| name | design-principles |
| description | Explains and applies UI/UX design principles — visual hierarchy, spacing systems, typography rules, Krug's laws of usability, Hick's/Fitts's/Miller's laws, satisficing, scent, Tidwell's user behaviors (safe exploration, satisficing, habituation, spatial memory), empty states, de-emphasis, action hierarchy, dark patterns. Auto-activates when the user asks "why does X feel wrong", "what's the principle behind Y", "how should I hierarchy / space / align this", or invokes /uix:design-principles. Grounded in Refactoring UI, Don't Make Me Think, Designing Interfaces, and UX for Beginners. |
| argument-hint | [principle or question] |
| version | 0.1.0 |
| allowed-tools | Read, Grep |
design-principles
Act as the go-to reference for UI/UX design fundamentals. Auto-activates on principle questions or via /uix:design-principles.
Triggers
Hierarchy · de-emphasis · spacing scale · whitespace · typography scale · line-length · baseline alignment · Krug's laws · Don't make me think · scanning vs reading · satisficing · information scent · Hick's Law · Fitts's Law · Miller's Law (7±2) · Jakob's Law · paradox of choice · cognitive load · hyperbolic discounting · Tidwell user behaviors (safe exploration · instant gratification · changes in midstream · deferred choices · incremental construction · habituation · microbreaks · spatial memory · prospective memory · streamlined repetition · keyboard-only) · action hierarchy · dark patterns · empty states · trust / social proof.
Process
-
Restate the question in design terms. If the user described a symptom ("this screen feels cluttered"), name the principle at stake (visual hierarchy + whitespace + de-emphasis).
-
Load the master guide for the relevant section (${CLAUDE_PLUGIN_ROOT}/references/UI_MASTER_GUIDE.md):
- Mindset / philosophy → Part I
- User behavior / psychology → Parts II–III
- IA / navigation → Part IV
- Layout / hierarchy → Part V
- Typography → Part VI
- Forms → Part IX
- Mobile → Part XI
- Testing / iteration → Part XIII
- Pre-ship checklist → Part XIV
-
Answer in 4 parts:
- Principle — one-sentence definition, cite source tag (e.g.,
[RUI], [DMMT]).
- Why it matters — the user-behavior or cognitive reason underneath it.
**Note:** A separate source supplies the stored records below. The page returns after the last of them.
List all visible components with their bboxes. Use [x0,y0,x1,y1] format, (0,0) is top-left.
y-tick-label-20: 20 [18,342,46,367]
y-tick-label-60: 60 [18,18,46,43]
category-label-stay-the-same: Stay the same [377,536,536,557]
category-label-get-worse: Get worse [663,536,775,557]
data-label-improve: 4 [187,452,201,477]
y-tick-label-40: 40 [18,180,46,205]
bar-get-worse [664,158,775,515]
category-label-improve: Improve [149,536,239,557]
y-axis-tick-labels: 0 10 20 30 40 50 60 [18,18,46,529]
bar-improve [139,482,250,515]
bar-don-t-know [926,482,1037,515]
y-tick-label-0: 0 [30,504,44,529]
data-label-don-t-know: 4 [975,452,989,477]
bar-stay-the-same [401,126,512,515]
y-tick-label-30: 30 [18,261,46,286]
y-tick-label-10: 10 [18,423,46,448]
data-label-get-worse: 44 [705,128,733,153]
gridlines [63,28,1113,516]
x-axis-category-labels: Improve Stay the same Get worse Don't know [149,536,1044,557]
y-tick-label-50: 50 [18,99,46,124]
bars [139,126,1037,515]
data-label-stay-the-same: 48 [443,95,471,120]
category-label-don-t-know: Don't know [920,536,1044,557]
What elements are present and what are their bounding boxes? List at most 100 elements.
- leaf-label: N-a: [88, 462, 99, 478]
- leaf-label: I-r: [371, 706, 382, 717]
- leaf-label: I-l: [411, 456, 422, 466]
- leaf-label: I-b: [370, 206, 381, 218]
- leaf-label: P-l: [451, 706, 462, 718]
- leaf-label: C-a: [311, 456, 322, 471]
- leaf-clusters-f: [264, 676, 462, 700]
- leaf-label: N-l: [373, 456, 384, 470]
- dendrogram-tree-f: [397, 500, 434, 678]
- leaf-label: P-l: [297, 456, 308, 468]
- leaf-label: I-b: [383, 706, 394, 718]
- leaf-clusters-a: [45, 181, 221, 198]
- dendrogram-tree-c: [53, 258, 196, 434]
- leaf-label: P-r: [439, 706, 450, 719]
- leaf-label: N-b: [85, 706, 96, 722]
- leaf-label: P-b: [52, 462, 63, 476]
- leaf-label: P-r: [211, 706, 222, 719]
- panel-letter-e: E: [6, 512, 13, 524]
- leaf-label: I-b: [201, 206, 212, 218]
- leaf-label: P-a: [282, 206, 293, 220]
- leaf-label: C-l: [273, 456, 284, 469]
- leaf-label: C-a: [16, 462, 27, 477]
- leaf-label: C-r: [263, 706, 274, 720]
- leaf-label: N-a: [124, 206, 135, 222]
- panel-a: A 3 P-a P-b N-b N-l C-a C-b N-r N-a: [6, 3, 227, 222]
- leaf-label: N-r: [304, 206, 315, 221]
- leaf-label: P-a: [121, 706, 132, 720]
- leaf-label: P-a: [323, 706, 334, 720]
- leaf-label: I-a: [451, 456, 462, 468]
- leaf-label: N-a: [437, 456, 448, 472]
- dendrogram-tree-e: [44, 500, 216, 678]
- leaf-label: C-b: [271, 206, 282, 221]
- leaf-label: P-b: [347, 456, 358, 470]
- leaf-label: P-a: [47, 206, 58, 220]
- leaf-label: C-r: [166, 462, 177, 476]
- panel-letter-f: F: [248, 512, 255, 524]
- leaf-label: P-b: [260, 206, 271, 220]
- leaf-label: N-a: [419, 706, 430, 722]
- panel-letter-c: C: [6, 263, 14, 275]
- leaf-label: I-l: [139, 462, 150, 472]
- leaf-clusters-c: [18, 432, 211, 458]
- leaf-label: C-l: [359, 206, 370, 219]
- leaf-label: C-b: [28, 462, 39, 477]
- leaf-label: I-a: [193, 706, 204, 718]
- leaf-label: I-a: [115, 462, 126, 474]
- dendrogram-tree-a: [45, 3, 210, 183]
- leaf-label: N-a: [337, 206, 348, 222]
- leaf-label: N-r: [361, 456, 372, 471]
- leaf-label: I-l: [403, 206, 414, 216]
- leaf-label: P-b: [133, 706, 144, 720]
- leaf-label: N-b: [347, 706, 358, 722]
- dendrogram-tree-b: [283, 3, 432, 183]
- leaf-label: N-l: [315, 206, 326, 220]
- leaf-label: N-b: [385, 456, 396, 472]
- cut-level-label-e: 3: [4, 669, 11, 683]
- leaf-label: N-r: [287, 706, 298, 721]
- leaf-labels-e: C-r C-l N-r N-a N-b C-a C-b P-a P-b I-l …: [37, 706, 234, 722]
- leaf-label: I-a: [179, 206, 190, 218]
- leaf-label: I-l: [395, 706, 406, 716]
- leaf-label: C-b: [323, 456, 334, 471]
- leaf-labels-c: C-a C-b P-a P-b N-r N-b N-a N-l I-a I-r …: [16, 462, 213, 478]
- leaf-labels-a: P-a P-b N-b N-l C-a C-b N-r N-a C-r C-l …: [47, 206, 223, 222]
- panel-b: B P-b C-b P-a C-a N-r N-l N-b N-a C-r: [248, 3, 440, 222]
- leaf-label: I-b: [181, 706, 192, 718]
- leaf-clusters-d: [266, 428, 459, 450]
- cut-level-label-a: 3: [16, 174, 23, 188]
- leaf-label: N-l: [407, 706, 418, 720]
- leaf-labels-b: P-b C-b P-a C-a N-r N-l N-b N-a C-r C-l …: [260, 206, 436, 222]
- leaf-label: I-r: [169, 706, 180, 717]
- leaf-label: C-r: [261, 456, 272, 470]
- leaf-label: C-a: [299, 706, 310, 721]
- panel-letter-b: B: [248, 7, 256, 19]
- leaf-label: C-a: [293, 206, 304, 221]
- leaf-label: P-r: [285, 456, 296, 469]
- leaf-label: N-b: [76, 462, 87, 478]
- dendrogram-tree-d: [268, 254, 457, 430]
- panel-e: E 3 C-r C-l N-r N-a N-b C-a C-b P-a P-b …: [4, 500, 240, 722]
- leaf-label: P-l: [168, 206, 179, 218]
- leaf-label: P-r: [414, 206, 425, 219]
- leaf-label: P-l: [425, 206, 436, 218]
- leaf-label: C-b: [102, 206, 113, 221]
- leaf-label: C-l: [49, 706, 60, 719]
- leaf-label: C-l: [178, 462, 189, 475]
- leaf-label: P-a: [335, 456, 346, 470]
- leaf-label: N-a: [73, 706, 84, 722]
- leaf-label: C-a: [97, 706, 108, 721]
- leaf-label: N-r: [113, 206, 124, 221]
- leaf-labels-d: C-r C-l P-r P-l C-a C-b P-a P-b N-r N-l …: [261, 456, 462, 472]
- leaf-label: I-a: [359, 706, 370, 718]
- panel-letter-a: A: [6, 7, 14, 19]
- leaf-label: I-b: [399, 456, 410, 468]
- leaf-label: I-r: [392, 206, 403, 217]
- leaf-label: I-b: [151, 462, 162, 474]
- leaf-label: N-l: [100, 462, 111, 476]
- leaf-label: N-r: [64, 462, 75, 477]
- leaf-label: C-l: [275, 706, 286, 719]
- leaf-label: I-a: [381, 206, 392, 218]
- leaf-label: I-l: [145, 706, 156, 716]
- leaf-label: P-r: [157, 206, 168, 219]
- How to apply — 2-4 concrete actions for the user's context.
- Counter-example — what violating the principle looks like and why it fails.
-
If the user asks a comparative question ("size vs weight for hierarchy?"), explain both, then give a decision rule. Always recommend weight + color over size alone [RUI].
-
Surface adjacent principles the user probably also needs. E.g., if they ask about hierarchy, mention that spacing and de-emphasis are the other two legs.
Ground rules
- Never invent principles that aren't in the master guide — cite
[RUI], [DMMT], [DI], [UXB], [MOM], [CBD], [IOC], [C&L], or [WCAG].
- When the user gives an example screen/code, diagnose which principle(s) are in play before prescribing.
- Keep output tight: a senior designer should be able to skim the answer.
- End with one link back to the relevant Part in
UI_MASTER_GUIDE.md for deeper reading.
Example
User: "Why does my form feel overwhelming?"
You:
Principle — Progressive Disclosure [DMMT][DI]. Show only what the user needs right now; reveal the rest on demand.
Why — Cognitive load ("bricks" in Marsh's model [UXB]). Every visible field is a decision, and Miller's 7±2 caps short-term capacity.
How to apply
- Split the form into stages (wizard or accordion) — only one section open at a time.
- Hide optional fields behind "Advanced".
- Use smart defaults so the user confirms rather than decides.
- Limit required fields to what is strictly needed for the next step.
Counter-example — a 20-field signup form on a single screen. Users abandon [MOM][DMMT].
See ${CLAUDE_PLUGIN_ROOT}/references/UI_MASTER_GUIDE.md Part IX (Forms) and Part V (Hierarchy).